The belt-tightening continues in earnest in adland. Last week, 3, the mobile operator, dumped its creative agency Euro RSCG and loaded all of its work into Glue London, a digital agency.
Virgin Media did something similar. The company funnelled all of its creative work into RKCR/Y&R, ditching Rapier, the agency that produced those ads with nice Uma Thurman.
There was interesting news from Procter & Gamble, too. The world’s biggest advertiser announced it would “renegotiate” its media spend worldwide.
A.G. Lafley, the company’s chief executive, described his aim like this: “Whole industries have walked away [from advertising]. So everything is getting renegotiated, and we want to be ahead of the curve.
Given Sir Martin Sorrell’s repeated inisistence that the cost of traditional media is close to an all-time low, it remains to be seen whether P&G is lagging behind the curve, or simply anticipating further declines.
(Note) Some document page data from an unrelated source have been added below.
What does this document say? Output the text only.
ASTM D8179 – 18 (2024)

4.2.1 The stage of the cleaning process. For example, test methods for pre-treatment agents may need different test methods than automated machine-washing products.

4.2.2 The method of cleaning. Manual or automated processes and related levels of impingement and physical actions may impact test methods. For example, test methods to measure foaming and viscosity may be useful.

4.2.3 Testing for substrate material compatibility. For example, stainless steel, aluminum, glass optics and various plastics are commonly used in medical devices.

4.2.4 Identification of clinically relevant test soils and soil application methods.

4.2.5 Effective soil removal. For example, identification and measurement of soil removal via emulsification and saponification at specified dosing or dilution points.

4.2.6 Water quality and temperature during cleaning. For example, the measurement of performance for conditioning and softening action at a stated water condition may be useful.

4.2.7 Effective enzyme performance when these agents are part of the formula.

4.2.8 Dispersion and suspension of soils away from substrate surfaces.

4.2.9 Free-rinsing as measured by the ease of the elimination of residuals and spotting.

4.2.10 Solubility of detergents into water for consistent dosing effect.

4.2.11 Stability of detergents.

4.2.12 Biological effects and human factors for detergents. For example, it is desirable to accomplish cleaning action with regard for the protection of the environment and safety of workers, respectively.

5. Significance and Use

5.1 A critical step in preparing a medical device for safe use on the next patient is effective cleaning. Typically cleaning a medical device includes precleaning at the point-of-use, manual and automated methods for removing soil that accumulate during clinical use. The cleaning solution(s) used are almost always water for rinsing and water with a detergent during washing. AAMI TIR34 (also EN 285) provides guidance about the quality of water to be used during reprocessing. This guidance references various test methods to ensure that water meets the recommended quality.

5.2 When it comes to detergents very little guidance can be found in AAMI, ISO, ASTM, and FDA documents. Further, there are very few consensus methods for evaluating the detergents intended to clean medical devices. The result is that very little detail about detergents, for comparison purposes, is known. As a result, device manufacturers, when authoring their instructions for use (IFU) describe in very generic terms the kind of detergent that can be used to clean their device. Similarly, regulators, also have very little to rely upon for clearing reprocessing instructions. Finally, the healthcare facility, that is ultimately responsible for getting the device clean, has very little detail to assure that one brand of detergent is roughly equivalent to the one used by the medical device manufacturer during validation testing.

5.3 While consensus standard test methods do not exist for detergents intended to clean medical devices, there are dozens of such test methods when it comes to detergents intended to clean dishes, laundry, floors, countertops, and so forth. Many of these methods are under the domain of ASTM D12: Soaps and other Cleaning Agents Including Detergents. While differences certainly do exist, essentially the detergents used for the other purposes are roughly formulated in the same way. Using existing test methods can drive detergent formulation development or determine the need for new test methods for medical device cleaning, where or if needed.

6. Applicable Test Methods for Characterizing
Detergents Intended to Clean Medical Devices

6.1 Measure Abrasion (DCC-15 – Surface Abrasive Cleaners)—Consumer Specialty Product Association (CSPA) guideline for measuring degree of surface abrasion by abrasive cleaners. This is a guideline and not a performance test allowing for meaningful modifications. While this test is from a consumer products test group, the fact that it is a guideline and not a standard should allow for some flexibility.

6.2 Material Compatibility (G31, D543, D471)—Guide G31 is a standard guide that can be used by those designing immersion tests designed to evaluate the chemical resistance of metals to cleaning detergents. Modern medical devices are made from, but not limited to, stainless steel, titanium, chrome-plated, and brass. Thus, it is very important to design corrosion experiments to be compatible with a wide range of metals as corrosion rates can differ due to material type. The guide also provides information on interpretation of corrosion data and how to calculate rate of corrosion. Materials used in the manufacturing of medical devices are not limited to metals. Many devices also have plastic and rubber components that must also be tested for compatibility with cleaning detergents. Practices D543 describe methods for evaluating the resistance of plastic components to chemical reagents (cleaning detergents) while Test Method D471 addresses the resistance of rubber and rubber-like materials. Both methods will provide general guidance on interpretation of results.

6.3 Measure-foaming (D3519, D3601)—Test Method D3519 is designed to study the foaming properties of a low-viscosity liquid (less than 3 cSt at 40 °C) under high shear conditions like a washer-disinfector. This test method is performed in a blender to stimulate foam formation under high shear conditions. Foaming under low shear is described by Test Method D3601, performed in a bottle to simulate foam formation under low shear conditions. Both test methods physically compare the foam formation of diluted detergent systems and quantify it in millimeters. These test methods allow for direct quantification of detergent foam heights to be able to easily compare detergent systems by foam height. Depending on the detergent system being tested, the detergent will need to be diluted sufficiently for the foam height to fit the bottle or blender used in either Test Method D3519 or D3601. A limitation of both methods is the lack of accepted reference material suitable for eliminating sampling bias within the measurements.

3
One thing seems certain. The pressures building up within adland are going to force media owners to become a lot more intelligent about how they handle the costs of selling advertising.
We’ve already seen this happen in traditional ways –- via wholesale restructuring of commercial teams at both News International and DMGT.
According to Media Week, Mediaforce already handles outsourced media sales for parts of Johnston Press and Guardian Media Group. Here, then, is a company that could end up having a good recession. Beneath Mediaforce’s coy refusal to name its clients ouright, something significant appears to be taking shape.
Beyond restructuring and outsourcing, the next question is the most interesting of all: how much old-fashioned ad trading can be automated?
In the current market, every cost saving achieved in the sales department is a cut that doesn’t need to be made in editorial. The incentives for automation are growing all of the time.
It’s encouraging, then, to hear that News International is currently interested in the electronic trading platform used by both media owners and agencies in Finland. At least one major UK-based media network is believed to be similarly intrigued.
Trading platforms only make sense if they attract a critical mass of participants. The chances of that happening can only increase as the climate in adland grows colder.